Elle a en effet odieusement utilisé une modification du Plan de Prévention du Risque Inondation (PPRI) pour y inclure une spécificité unique en France : la création d’une nouvelle zone inédite indicée “MIN”.

Cette création lui autoriserait la réalisation de constructions, d’installations et d’équipements intégrés au projet d’aménagement d’ensemble visant au redéploiement du MIN, sur un secteur interdit à tout usage jusqu’alors par ce même document.

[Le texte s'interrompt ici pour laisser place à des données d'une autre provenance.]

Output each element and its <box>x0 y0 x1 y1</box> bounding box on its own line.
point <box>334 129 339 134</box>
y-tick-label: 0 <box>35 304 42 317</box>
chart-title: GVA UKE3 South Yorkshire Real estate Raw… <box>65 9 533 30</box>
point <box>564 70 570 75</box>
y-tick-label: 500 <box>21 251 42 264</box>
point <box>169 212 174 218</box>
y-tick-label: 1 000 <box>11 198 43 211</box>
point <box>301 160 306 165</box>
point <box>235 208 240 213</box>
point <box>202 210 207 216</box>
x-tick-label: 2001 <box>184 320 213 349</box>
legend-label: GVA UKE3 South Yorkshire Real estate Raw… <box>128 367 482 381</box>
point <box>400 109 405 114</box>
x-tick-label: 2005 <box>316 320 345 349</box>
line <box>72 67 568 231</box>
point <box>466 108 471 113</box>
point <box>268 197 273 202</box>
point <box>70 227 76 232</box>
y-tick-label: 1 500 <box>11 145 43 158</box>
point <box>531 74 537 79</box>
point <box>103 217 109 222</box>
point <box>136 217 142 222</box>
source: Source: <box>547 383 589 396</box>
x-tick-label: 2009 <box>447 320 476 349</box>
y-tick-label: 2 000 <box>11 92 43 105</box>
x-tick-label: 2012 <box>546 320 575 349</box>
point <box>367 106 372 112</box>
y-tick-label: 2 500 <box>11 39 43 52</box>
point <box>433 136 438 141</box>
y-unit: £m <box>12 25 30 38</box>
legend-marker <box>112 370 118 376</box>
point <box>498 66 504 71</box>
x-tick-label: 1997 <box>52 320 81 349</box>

Le PPRI initial a donc purement et simplement été détourné de son objectif, pour des raisons plus que douteuses, en s’accordant le droit de :

► délimiter un vertigineux périmètre de 92 hectares, sorte de zone “fourre-tout”, doublant d’un seul coup la surface totale des zones industrielles et artisanales de la commune ;

► bétonner des terrains alluvionnaires d’une fertilité exceptionnelle, forcément à plus grands frais qu’ailleurs et sans aucune assurance de stabilité dans le temps ;

► viabiliser des terres agricoles encore cultivées actuellement par des exploitants, par ailleurs déjà très inquiets pour leur avenir ;

► saccager un sanctuaire qui entre autres protège une biodiversité unique et donc classée, et de surcroît préserve la qualité de l’alimentation en eau potable de la commune toute entière.

► fragiliser un espace utilisé comme zone tampon inondable, historiquement appelée à protéger la ville des crues régulières de la Durance et de l’Anguillon.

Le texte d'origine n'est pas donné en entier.